Du 17 juin au 14 août, une exceptionnelle rétrospective est dédiée à Mary Ellen Mark à la Maison de la Photographie Robert Doisneau. Le public pourra découvrir The lives of women, série culte de la photographe qui a su immortaliser des vies de femmes au plus près de la réalité de l’American way of life. (Photo d’ouverture : Amanda et sa cousine Amy, Valdese, Caroline du Nord, États-Unis, 1990 © Mary Ellen Mark)
Devenues des icônes de notre culture visuelle, les images de Mary Ellen Mark font partie de l’Histoire. Photographe emblématique, elle a immortalisé le style de vie américain avec une justesse imparable, en représentant le réel avec une sincérité désarmante, remplie d’humour, sensibilité, intensité. La photographe appartient à cette famille d’artistes qui se mesure à la réalité du monde et qui interroge les marges de nos sociétés où se cache le regard des prostituées, des droguées et des laissées-pour-compte. Son cliché de la petite fille à la cigarette (en ouverture de cet article, ndlr) reste l’un des plus révélateurs de son approche photographique, en pointant l’objectif sur une certaine Amérique white trash.

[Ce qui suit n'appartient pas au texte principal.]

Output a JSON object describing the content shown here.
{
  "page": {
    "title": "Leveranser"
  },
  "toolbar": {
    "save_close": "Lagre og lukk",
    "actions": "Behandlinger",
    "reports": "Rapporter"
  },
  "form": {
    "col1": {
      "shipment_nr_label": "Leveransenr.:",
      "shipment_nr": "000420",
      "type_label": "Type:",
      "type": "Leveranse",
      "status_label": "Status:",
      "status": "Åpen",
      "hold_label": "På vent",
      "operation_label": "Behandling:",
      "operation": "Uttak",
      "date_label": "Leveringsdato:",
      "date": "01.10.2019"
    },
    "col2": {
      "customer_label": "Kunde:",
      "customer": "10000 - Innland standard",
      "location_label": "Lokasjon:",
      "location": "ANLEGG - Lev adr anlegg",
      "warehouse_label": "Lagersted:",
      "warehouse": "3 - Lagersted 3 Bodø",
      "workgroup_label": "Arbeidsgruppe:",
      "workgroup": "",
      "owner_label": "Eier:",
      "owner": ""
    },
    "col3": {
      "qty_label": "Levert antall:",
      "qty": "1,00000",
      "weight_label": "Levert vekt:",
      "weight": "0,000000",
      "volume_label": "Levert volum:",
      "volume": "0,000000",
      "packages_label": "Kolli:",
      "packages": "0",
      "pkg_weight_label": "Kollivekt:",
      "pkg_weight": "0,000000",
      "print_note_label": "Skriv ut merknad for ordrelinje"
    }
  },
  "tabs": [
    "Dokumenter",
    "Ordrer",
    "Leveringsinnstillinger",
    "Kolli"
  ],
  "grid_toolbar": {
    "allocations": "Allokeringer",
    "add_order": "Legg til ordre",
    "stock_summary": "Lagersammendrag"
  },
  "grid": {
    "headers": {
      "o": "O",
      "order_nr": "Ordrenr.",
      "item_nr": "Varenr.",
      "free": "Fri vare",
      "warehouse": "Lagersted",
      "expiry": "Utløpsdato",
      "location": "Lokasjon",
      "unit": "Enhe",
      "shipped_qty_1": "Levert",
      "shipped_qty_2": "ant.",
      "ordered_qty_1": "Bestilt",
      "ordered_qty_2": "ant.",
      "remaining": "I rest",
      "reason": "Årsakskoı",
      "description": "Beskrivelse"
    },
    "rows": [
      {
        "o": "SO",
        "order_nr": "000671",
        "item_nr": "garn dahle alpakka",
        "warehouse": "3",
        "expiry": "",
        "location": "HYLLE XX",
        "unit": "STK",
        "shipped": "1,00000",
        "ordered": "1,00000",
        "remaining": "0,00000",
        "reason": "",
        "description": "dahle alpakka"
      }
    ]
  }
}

L’exposition présente des images sélectionnées par la photographe au début des années 2000 alors qu’elle mettait de l’ordre dans ses archives : elles disent cet engagement qui fût le sien à travers la figure qui traverse l’œuvre entière de la photographe, celle de la femme dont elle s’était faite porte-parole. L’une des photographes les plus singulières du XXème siècle, elle a habitués les spectateurs à faire face au monde sans détourner le regard. Comme Eugène Atget se penchait sur les zoniers des faubourgs de Paris et les vagabonds du Port-Royal au tournant du siècle, la photographe se penche sur celles et ceux qui du fait de leur marginalisation ne font plus partie de la hiérarchie sociale.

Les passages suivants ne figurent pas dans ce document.